I also don't quite understand when error 10049 is supposed to fire exactly anyway. Is it just if I pass an ipv6 address to a ipv4 socket, or send to 0.0.0.0? There is no flat out "illegal" ipv4 address after all, just ones that don't make sense from context.

If you know what I am missing here, please let me know!

CodePudding user response：

This is a issue people have been facing up for a while , and people suggested to read the documentation provided by Microsoft on the following issue . "Btw , I don't know whether they are the same issues or not but the error thrown back the code are same, that's why I have attached a link for the same!!"
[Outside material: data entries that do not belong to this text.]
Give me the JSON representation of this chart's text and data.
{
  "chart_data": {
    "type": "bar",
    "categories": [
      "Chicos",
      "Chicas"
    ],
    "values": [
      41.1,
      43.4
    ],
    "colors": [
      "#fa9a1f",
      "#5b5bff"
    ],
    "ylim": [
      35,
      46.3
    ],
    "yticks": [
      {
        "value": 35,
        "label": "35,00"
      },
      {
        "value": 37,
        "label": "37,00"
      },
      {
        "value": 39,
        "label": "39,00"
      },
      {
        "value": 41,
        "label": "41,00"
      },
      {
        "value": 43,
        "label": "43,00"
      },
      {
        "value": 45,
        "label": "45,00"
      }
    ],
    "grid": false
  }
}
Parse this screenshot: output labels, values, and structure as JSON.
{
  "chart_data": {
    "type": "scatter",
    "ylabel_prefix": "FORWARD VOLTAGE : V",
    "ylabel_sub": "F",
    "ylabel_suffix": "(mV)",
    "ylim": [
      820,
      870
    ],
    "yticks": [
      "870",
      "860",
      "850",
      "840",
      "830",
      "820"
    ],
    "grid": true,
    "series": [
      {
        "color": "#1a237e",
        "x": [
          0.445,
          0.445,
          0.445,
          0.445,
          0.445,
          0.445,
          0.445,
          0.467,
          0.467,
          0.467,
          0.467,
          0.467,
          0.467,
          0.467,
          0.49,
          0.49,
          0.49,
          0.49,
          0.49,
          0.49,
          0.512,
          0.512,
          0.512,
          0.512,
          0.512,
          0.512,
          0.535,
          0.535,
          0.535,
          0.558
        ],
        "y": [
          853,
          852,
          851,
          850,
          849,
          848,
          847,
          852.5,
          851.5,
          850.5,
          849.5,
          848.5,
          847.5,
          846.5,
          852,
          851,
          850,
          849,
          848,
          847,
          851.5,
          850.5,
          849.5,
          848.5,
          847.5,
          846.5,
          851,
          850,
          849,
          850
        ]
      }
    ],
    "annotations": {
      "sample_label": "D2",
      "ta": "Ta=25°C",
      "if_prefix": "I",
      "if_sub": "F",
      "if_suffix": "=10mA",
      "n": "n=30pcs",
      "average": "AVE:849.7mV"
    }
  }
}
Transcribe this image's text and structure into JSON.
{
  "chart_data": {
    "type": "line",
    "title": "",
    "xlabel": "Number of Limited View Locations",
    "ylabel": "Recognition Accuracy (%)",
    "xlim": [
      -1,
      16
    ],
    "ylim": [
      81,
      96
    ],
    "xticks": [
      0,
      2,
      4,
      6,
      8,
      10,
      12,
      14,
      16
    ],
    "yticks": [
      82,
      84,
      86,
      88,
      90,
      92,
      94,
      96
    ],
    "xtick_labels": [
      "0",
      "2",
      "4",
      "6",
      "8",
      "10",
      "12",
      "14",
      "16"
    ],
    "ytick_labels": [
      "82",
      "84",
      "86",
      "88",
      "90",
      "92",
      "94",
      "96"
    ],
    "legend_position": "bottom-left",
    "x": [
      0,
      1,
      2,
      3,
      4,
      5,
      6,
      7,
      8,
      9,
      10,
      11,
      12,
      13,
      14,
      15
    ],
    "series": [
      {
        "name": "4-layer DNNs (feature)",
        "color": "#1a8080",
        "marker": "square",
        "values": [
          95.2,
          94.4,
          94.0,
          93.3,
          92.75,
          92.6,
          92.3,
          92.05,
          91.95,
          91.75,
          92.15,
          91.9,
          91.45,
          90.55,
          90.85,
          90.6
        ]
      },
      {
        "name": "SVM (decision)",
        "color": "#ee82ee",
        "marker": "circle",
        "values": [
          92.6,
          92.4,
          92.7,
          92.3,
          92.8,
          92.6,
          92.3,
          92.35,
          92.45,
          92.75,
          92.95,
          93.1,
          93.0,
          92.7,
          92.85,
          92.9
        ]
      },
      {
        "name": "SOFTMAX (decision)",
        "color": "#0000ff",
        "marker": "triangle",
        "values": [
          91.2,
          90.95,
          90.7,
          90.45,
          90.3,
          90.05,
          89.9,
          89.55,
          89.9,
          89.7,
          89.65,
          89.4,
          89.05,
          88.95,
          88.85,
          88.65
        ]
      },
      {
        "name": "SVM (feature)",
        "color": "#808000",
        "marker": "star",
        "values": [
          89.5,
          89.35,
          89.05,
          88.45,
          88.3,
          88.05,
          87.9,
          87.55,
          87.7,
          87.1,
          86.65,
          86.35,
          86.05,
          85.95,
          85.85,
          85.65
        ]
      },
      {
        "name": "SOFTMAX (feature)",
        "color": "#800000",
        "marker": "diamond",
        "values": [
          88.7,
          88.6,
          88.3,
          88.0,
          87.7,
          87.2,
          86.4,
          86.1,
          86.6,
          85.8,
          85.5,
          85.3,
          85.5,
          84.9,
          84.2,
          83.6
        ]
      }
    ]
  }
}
https://docs.microsoft.com/en-us/answers/questions/537493/binding-winsock-shortly-after-boot-results-in-erro.html

CodePudding user response：

I found a solution (workaround?)

I used NotifyAddrChange to receive changes to the NICs and thought it for some reason didn't trigger when I disabled the NIC. Turns out it does, I'm just stupid and stopped debugging too early: There was a bug in the code that diffs the results from GetAdaptersInfo to the last known state to figure out the differences, so the application missed the NIC disconnecting. Now that it observes the disconnect, it can kill the sockets before they try to send on the disabled NIC, thus preventing the error from happening. This is not really a solution though, since there is a race condition here (NIC gets disabled before send and after check for changes), so I'll still have to handle error 10049.

The bug was this:

My expectation was that, when I disable a NIC, iterating over all existing NICs would show the disabled NIC as disabled. That is not what happens. What happens is that the NIC is just not in the list of existing NICs anymore, even though the windows dialog will still show it (as disabled). That is somewhat suprising to me but not all that unreasonable I guess.

Before I had these checks to detect changes in the NICs:

Did the NIC exist before, was enabled and is now disabled -> disable notification
Did the NIC exist before, was disabled and is now enabled -> enable notification
Did the NIC not exist before, is not enabled -> enable notification

And the fix was adding a fourth one:

Is there an existing NIC that was not in the list of NICs anymore -> disable notification

I'm still not 100% happy that there is the possibility of getting a somewhat ambiguous error on a race condition, but I might call it a day here.